- Born: Joseph Lawrence Mailman 1901 or 1902 Utica, New York
- Died: July 9, 1990 (aged 88) Manhattan, New York
- Education: Syracuse University
- Occupations: Businessman, philanthropist

= Joseph Mailman =

Joseph Lawrence Mailman was an American businessman, investor, and philanthropist.

Mailman was born in Utica, New York, the son of Jewish immigrants, and attended Syracuse University. Along with his brother Abraham Mailman, Joseph founded the Utica Knife and Razor Company in 1920, which was later incorporated into the Mailman Corporation and was one of the first conglomerates to have been formed. He and his brother founded the Persona Blade Company in 1928, the British Rubber Company in 1934, and was chairman of Air Express International.

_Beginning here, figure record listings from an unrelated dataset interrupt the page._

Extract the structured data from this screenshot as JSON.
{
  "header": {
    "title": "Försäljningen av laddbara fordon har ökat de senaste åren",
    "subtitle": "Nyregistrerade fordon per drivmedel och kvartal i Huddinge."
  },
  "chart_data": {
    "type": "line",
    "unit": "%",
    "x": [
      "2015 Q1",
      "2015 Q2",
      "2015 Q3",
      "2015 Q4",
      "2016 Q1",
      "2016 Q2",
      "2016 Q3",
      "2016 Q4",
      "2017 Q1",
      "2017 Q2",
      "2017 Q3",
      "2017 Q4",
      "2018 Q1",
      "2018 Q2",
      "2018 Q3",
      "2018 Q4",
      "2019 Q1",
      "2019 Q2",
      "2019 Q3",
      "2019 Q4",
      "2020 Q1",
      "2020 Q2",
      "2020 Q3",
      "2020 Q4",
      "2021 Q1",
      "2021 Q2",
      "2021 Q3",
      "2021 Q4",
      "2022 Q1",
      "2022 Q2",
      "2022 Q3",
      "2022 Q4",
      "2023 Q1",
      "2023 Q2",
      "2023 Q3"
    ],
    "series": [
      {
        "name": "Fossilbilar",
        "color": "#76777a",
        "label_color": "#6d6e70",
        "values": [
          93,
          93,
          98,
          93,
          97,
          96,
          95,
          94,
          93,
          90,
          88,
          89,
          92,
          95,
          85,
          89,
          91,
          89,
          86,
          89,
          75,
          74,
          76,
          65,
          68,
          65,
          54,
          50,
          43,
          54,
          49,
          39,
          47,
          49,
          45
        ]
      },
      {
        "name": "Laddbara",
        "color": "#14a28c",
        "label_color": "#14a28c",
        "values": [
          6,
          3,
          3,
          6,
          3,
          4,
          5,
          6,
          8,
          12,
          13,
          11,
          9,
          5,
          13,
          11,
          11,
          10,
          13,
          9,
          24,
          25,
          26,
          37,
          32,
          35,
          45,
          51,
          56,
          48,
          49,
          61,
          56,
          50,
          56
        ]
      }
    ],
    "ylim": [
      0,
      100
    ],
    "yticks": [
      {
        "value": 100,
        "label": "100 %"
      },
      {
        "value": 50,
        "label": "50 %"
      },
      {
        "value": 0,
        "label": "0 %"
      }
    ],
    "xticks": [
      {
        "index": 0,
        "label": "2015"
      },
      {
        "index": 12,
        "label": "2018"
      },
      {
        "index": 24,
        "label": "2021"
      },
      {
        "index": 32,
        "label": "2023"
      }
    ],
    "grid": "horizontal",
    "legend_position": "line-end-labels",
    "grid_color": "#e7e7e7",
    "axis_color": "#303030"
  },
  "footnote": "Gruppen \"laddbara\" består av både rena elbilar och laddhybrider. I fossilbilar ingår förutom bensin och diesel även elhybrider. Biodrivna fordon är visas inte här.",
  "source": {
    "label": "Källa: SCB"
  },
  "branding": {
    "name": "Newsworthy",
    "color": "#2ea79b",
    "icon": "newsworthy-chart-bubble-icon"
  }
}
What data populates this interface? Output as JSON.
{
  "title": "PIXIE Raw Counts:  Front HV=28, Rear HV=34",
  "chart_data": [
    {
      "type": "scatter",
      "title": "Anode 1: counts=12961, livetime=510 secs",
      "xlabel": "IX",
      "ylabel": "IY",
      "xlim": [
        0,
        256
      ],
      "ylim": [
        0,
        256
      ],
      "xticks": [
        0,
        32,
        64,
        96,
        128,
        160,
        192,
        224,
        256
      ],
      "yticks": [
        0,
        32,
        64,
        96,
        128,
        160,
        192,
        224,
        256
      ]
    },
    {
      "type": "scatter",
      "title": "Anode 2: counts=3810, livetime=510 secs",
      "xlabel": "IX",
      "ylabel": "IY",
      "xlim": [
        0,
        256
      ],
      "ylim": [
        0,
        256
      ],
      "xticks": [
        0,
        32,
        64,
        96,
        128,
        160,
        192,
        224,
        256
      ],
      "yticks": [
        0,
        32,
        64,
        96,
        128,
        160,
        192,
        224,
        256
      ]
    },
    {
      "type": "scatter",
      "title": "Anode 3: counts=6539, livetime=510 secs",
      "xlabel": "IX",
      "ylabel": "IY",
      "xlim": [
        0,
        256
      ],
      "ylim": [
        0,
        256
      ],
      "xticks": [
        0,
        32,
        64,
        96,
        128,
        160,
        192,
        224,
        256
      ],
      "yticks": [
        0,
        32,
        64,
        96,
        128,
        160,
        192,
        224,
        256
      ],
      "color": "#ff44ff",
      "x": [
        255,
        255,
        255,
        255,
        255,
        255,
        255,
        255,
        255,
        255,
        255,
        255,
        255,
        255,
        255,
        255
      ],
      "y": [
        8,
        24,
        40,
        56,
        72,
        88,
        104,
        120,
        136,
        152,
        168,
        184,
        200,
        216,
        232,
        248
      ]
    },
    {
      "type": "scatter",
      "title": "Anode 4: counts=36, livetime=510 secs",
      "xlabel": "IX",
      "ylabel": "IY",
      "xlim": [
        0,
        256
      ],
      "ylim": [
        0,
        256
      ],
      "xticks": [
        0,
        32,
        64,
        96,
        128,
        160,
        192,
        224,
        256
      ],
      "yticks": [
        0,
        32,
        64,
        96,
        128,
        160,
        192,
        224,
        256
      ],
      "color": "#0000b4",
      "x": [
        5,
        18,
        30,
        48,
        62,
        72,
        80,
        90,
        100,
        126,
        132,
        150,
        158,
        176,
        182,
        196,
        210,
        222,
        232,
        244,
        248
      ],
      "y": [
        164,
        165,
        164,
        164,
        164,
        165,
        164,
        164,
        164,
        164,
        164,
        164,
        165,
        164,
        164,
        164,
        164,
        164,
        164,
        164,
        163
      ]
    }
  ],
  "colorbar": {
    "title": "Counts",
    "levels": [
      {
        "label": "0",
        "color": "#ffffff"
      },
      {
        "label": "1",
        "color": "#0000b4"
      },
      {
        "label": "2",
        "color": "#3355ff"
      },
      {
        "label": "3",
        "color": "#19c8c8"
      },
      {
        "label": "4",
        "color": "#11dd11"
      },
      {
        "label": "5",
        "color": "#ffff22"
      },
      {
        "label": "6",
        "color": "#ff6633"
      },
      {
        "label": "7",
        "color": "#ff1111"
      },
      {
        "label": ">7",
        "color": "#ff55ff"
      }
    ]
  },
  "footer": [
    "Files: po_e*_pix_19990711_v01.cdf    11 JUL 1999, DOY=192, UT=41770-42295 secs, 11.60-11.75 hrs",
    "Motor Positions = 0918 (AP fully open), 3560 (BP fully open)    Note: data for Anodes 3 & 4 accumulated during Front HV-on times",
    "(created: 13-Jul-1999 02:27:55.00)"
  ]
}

In addition to his successful business career, he engaged in numerous philanthropic pursuits, especially health and education causes. He was a leading fundraiser for the Federation of Jewish Philanthropies. He also assisted families escaping horrors of Nazi Germany. With his brother, he established the Mailman Foundation in 1943, which continues his charitable work. In recognition of a 33-million-dollar gift from the foundation, the School of Public Health at Columbia University was named the Columbia University Mailman School of Public Health in his honor.

He died of lymphoma on July 9, 1990, at his home in Manhattan the age of 88.